4.2 Strengths and limitations

This study performs comprehensive untargeted and lipidomic analysis in a well characterized cohort of CHD patients. Here, we utilise maternal sampling following pregnancy to infer risk factor profiles for fetal CHD. Whilst studies suggest a large component of an individual’s metabotype is stable over time, samples taken may not be reflective of the periconceptual state (Assfalg et al., 2008; Bernini et al., 2009; Carayol et al., 2015; Ghini et al., 2015; Nicholson et al., 2011; Townsend et al., 2013; Yousri et al., 2014). However, prospective pre-conception sampling is infeasible in this setting. Several metabolites potentially implicated as maternal risk factors have been identified, but the observational nature of the study limits the ability to currently establish causative links.

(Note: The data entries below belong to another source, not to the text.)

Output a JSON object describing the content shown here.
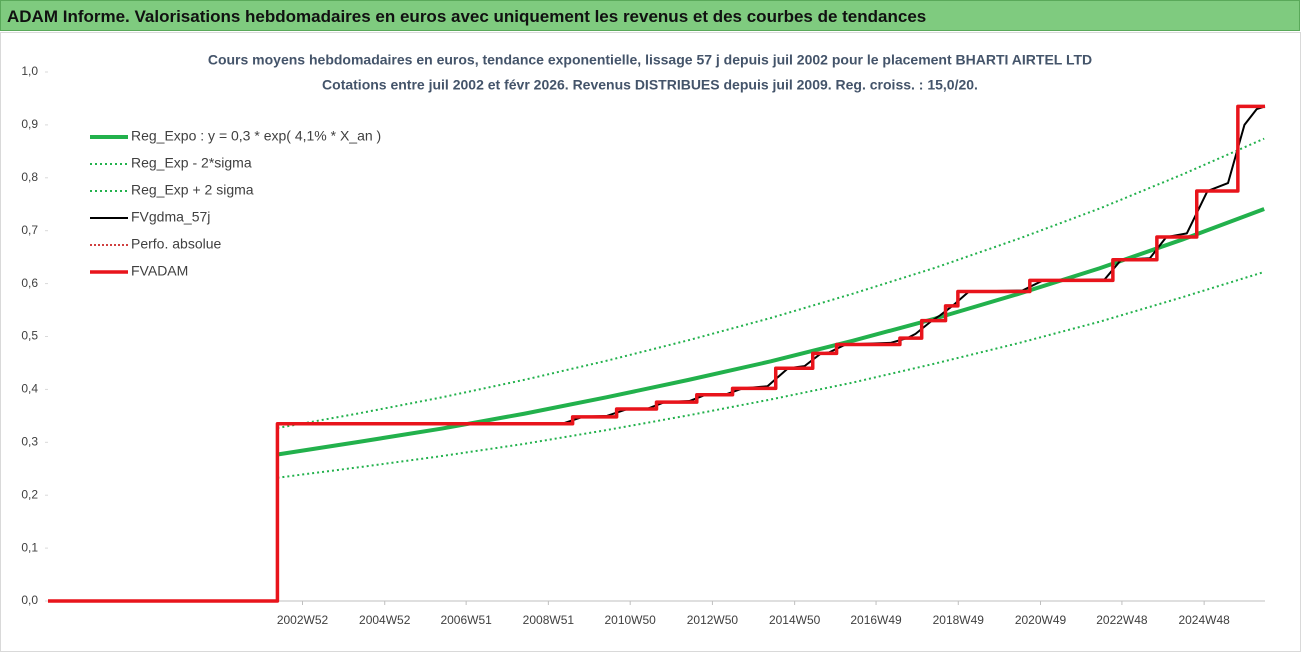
{
  "header": {
    "title": "ADAM Informe. Valorisations hebdomadaires en euros avec uniquement les revenus et des courbes de tendances"
  },
  "chart_data": {
    "type": "line",
    "title": "Cours moyens hebdomadaires en euros, tendance exponentielle, lissage 57 j depuis juil 2002 pour le placement BHARTI AIRTEL LTD",
    "subtitle": "Cotations entre juil 2002 et févr 2026.  Revenus DISTRIBUES depuis juil 2009.  Reg. croiss. : 15,0/20.",
    "xlim": [
      1996.8,
      2026.4
    ],
    "xticks": [
      {
        "value": 2002.99,
        "label": "2002W52"
      },
      {
        "value": 2004.99,
        "label": "2004W52"
      },
      {
        "value": 2006.97,
        "label": "2006W51"
      },
      {
        "value": 2008.97,
        "label": "2008W51"
      },
      {
        "value": 2010.96,
        "label": "2010W50"
      },
      {
        "value": 2012.96,
        "label": "2012W50"
      },
      {
        "value": 2014.96,
        "label": "2014W50"
      },
      {
        "value": 2016.94,
        "label": "2016W49"
      },
      {
        "value": 2018.94,
        "label": "2018W49"
      },
      {
        "value": 2020.94,
        "label": "2020W49"
      },
      {
        "value": 2022.92,
        "label": "2022W48"
      },
      {
        "value": 2024.92,
        "label": "2024W48"
      }
    ],
    "ylim": [
      0,
      1
    ],
    "yticks": [
      {
        "value": 0,
        "label": "0,0"
      },
      {
        "value": 0.1,
        "label": "0,1"
      },
      {
        "value": 0.2,
        "label": "0,2"
      },
      {
        "value": 0.3,
        "label": "0,3"
      },
      {
        "value": 0.4,
        "label": "0,4"
      },
      {
        "value": 0.5,
        "label": "0,5"
      },
      {
        "value": 0.6,
        "label": "0,6"
      },
      {
        "value": 0.7,
        "label": "0,7"
      },
      {
        "value": 0.8,
        "label": "0,8"
      },
      {
        "value": 0.9,
        "label": "0,9"
      },
      {
        "value": 1,
        "label": "1,0"
      }
    ],
    "legend": "upper left",
    "series": [
      {
        "name": "Reg_Expo : y = 0,3 * exp( 4,1% *  X_an )",
        "color": "#22b14c",
        "width": 4,
        "dash": "none",
        "x": [
          2002.38,
          2004.38,
          2006.38,
          2008.38,
          2010.38,
          2012.38,
          2014.38,
          2016.38,
          2018.38,
          2020.38,
          2022.38,
          2024.38,
          2026.38
        ],
        "values": [
          0.277,
          0.301,
          0.326,
          0.354,
          0.385,
          0.418,
          0.453,
          0.492,
          0.534,
          0.58,
          0.629,
          0.683,
          0.741
        ]
      },
      {
        "name": "Reg_Exp - 2*sigma",
        "color": "#22b14c",
        "width": 2,
        "dash": "2 3",
        "x": [
          2002.38,
          2004.38,
          2006.38,
          2008.38,
          2010.38,
          2012.38,
          2014.38,
          2016.38,
          2018.38,
          2020.38,
          2022.38,
          2024.38,
          2026.38
        ],
        "values": [
          0.233,
          0.253,
          0.274,
          0.297,
          0.323,
          0.351,
          0.381,
          0.413,
          0.449,
          0.487,
          0.528,
          0.574,
          0.622
        ]
      },
      {
        "name": "Reg_Exp + 2 sigma",
        "color": "#22b14c",
        "width": 2,
        "dash": "2 3",
        "x": [
          2002.38,
          2004.38,
          2006.38,
          2008.38,
          2010.38,
          2012.38,
          2014.38,
          2016.38,
          2018.38,
          2020.38,
          2022.38,
          2024.38,
          2026.38
        ],
        "values": [
          0.327,
          0.355,
          0.385,
          0.418,
          0.454,
          0.493,
          0.535,
          0.581,
          0.63,
          0.684,
          0.742,
          0.806,
          0.874
        ]
      },
      {
        "name": "FVgdma_57j",
        "color": "#000000",
        "width": 2,
        "dash": "none",
        "x": [
          1996.8,
          2002.38,
          2002.38,
          2009.3,
          2009.8,
          2010.4,
          2010.9,
          2011.4,
          2011.8,
          2012.4,
          2012.8,
          2013.3,
          2013.7,
          2014.3,
          2014.8,
          2015.2,
          2015.6,
          2015.8,
          2016.2,
          2017.3,
          2017.7,
          2017.9,
          2018.3,
          2018.5,
          2018.8,
          2019.2,
          2020.5,
          2021.0,
          2022.5,
          2022.9,
          2023.6,
          2024.0,
          2024.5,
          2025.0,
          2025.5,
          2025.9,
          2026.2,
          2026.4
        ],
        "values": [
          0,
          0,
          0.335,
          0.335,
          0.348,
          0.35,
          0.363,
          0.364,
          0.376,
          0.378,
          0.39,
          0.391,
          0.402,
          0.406,
          0.44,
          0.444,
          0.468,
          0.47,
          0.485,
          0.488,
          0.497,
          0.505,
          0.53,
          0.54,
          0.558,
          0.585,
          0.587,
          0.606,
          0.608,
          0.645,
          0.648,
          0.688,
          0.695,
          0.775,
          0.79,
          0.9,
          0.93,
          0.935
        ]
      },
      {
        "name": "Perfo. absolue",
        "color": "#c00000",
        "width": 1.5,
        "dash": "2 2",
        "x": [
          1996.8,
          2002.38,
          2002.38,
          2009.56,
          2009.56,
          2010.63,
          2010.63,
          2011.6,
          2011.6,
          2012.58,
          2012.58,
          2013.45,
          2013.45,
          2014.5,
          2014.5,
          2015.4,
          2015.4,
          2015.98,
          2015.98,
          2017.52,
          2017.52,
          2018.05,
          2018.05,
          2018.63,
          2018.63,
          2018.93,
          2018.93,
          2020.68,
          2020.68,
          2022.7,
          2022.7,
          2023.77,
          2023.77,
          2024.74,
          2024.74,
          2025.74,
          2025.74,
          2026.4
        ],
        "values": [
          0,
          0,
          0.335,
          0.335,
          0.348,
          0.348,
          0.363,
          0.363,
          0.376,
          0.376,
          0.39,
          0.39,
          0.402,
          0.402,
          0.44,
          0.44,
          0.468,
          0.468,
          0.485,
          0.485,
          0.497,
          0.497,
          0.53,
          0.53,
          0.558,
          0.558,
          0.585,
          0.585,
          0.606,
          0.606,
          0.645,
          0.645,
          0.688,
          0.688,
          0.775,
          0.775,
          0.935,
          0.935
        ]
      },
      {
        "name": "FVADAM",
        "color": "#e8141b",
        "width": 3.5,
        "dash": "none",
        "x": [
          1996.8,
          2002.38,
          2002.38,
          2009.56,
          2009.56,
          2010.63,
          2010.63,
          2011.6,
          2011.6,
          2012.58,
          2012.58,
          2013.45,
          2013.45,
          2014.5,
          2014.5,
          2015.4,
          2015.4,
          2015.98,
          2015.98,
          2017.52,
          2017.52,
          2018.05,
          2018.05,
          2018.63,
          2018.63,
          2018.93,
          2018.93,
          2020.68,
          2020.68,
          2022.7,
          2022.7,
          2023.77,
          2023.77,
          2024.74,
          2024.74,
          2025.74,
          2025.74,
          2026.4
        ],
        "values": [
          0,
          0,
          0.335,
          0.335,
          0.348,
          0.348,
          0.363,
          0.363,
          0.376,
          0.376,
          0.39,
          0.39,
          0.402,
          0.402,
          0.44,
          0.44,
          0.468,
          0.468,
          0.485,
          0.485,
          0.497,
          0.497,
          0.53,
          0.53,
          0.558,
          0.558,
          0.585,
          0.585,
          0.606,
          0.606,
          0.645,
          0.645,
          0.688,
          0.688,
          0.775,
          0.775,
          0.935,
          0.935
        ]
      }
    ]
  }
}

Samples were taken following pregnancy. Participants known to be pregnant were excluded, however, pregnancy status was not routinely recorded for cOMACp participants and some ALSPAC data was missing. Efforts were made to identify potential differences between case and control groups; however, there remains the potential for unmeasured confounders. It was not possible to accurately compare further maternal characteristics between cohorts. Reassuringly, we did not observe any separation or subclassifications in classes within unsupervised and supervised models; suggesting potential known and unknown confounders are unlikely to have had a substantial effect. Future work will further explore the interactions of maternal characteristics with important metabolites identified as well as considering potential additional unexplored confounders.

5 Conclusions

Here, untargeted plasma metabolomic and lipidomic analysis has facilitated the development of sensitive risk prediction models identifying mothers of children with CHD. Implicated metabolites and lipids offer promise for maternal risk factor profiling, and greater understanding of biological mechanisms of CHD pathogenesis. Validation of findings in greater sample sizes, with development of targeted platforms will aid greater understanding going forward.